Why do our brains deteriorate with age?
Aging is by no means unique to the brain -- all of our tissues/cells tend to deteriorate with age. But why? Scientists have hypotheses for what factors primarily drive aging: DNA damage, mitochondrial damage, telomere shortening, lack of stem cell replenishment, and more. It's likely that all of these factors play a role, but that different factors are more important in different tissues. For example, in tissues such as muscle, adult stem cells regularly divide and replace damaged cells nearby. So presumably, as those stem cells gradually become less efficient at dividing or differentiating, then the muscle tissue is less able to replace its damaged cells. But in the adult brain, only a few small regions of the brain have even been shown to produce new neurons. So do stem cells play less of a role in regulating aging in the brain? And if so, what factors play *more* of a role in the brain's aging? Finding out what pathways play a key role is the first step toward a potential treatment! If we can learn more about what exactly goes wrong in an aging neuron to make it less healthy, less able to communicate with its neighbors, etc...then maybe a drug that prevents that could help preserve our cognitive function for longer! Step 1: Research what pathways drive aging-related degeneration in the brain, and compare/contrast to other tissues like muscle, liver, and heart. Step 2: Based on that research, analyze what factors may be more important in the brain than in other tissues. Step 3: Look into whether any components of these most important pathways are "druggable".
What can and can't be treated with gene editing?
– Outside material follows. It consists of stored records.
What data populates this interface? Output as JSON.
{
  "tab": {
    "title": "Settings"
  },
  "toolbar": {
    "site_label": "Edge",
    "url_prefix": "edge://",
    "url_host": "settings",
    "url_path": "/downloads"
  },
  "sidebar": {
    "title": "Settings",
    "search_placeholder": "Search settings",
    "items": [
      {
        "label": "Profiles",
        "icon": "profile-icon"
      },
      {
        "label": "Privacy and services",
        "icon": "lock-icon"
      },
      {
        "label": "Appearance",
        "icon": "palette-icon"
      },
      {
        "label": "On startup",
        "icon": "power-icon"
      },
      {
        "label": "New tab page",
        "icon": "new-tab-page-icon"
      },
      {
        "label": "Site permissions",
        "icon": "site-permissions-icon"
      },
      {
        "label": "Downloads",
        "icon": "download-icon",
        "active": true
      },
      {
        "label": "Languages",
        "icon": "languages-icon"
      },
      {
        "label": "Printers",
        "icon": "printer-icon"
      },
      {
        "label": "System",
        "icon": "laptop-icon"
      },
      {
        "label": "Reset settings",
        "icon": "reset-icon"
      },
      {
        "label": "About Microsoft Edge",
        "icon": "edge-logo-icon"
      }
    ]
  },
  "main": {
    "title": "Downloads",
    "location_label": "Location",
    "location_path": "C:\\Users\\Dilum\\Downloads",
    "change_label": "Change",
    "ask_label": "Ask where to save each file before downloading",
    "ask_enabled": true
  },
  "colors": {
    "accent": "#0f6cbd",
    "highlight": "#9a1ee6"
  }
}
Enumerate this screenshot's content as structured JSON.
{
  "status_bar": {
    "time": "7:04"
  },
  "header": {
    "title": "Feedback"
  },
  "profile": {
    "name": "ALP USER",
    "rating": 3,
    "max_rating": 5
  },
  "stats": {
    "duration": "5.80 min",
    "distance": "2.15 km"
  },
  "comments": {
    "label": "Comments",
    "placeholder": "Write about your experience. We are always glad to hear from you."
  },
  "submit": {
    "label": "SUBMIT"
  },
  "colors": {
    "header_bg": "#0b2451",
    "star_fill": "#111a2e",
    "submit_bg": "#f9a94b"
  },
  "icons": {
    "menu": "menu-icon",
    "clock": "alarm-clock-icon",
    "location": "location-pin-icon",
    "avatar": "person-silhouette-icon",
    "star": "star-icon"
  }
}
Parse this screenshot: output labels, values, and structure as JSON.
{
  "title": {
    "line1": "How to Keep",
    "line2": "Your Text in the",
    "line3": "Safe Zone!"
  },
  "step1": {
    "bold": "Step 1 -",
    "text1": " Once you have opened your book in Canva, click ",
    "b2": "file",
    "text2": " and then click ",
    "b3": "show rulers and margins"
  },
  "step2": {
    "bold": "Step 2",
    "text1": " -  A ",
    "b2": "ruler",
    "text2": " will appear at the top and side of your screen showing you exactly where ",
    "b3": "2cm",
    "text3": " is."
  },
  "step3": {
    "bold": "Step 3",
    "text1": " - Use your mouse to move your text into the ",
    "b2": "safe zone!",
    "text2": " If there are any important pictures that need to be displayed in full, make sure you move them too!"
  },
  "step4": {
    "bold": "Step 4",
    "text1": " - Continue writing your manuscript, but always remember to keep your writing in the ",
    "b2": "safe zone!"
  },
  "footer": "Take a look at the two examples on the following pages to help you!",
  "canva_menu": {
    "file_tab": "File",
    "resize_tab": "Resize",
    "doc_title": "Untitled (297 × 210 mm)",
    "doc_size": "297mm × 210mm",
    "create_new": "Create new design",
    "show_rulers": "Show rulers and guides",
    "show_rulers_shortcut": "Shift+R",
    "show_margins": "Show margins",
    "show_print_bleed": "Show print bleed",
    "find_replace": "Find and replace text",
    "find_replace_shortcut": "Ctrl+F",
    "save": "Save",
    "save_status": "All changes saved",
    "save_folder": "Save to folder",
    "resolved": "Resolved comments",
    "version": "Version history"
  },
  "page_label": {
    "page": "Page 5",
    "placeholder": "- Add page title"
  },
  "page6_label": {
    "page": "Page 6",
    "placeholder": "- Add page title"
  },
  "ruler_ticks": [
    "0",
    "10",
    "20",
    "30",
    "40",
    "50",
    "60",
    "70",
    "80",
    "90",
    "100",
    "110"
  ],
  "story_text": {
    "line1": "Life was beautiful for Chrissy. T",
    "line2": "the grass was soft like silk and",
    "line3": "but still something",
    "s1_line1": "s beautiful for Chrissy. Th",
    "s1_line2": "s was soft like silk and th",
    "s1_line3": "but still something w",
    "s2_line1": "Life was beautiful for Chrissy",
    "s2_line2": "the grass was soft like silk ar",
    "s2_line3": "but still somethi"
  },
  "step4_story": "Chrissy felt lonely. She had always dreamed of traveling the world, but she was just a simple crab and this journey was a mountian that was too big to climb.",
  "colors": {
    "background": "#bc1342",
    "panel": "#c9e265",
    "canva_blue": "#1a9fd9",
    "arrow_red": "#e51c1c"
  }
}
The development of CRISPR-Cas9 as a tool for gene editing won a Nobel Prize in 2020! It's exciting that we now have the potential to treat genetic diseases at the root cause, by correcting the mutations that actually cause them instead of only being able to alleviate the symptoms. But what is a genetic disease? For certain diseases like sickle cell anemia, or Huntington's disease, the genetic cause is a well-characterized mutation in the same gene. Since most patients have the the same mutation, in the same gene, there is high confidence that genetically correcting that mutation can correct the disease. But most diseases are not as clear-cut. Many, like Alzheimer's disease, are associated with many different mutations across many different genes -- and even several non-genetic risk factors. In these cases, if gene editing even can be applied, it'll be much more complicated. If you have a disease that you're particularly interested in, we can explore the process of how scientists in the gene editing field (like me and my lab) study whether a disease can potentially be treated with gene editing. We can discuss the different kinds of gene editing outcomes like inactivating a gene vs changing its code, as well as how the genetics of a disease affects our approach to treating it. For example, can you think of how you would treat a dominant disease compared to a recessive one? Step 1a: Identify a few diseases of interest, and study their genetics. Step 1b: Learn how gene editing works, especially CRISPR-Cas9 Step 2: Based on the genetics of each disease of interest, narrow down which ones can and can't be theoretically treated with gene editing. Step 3: For the theoretically treatable diseases, discuss what gene editing approaches might be most effective. Step 4: Outline a proposal for how one could test these different approaches and evaluate their effectiveness.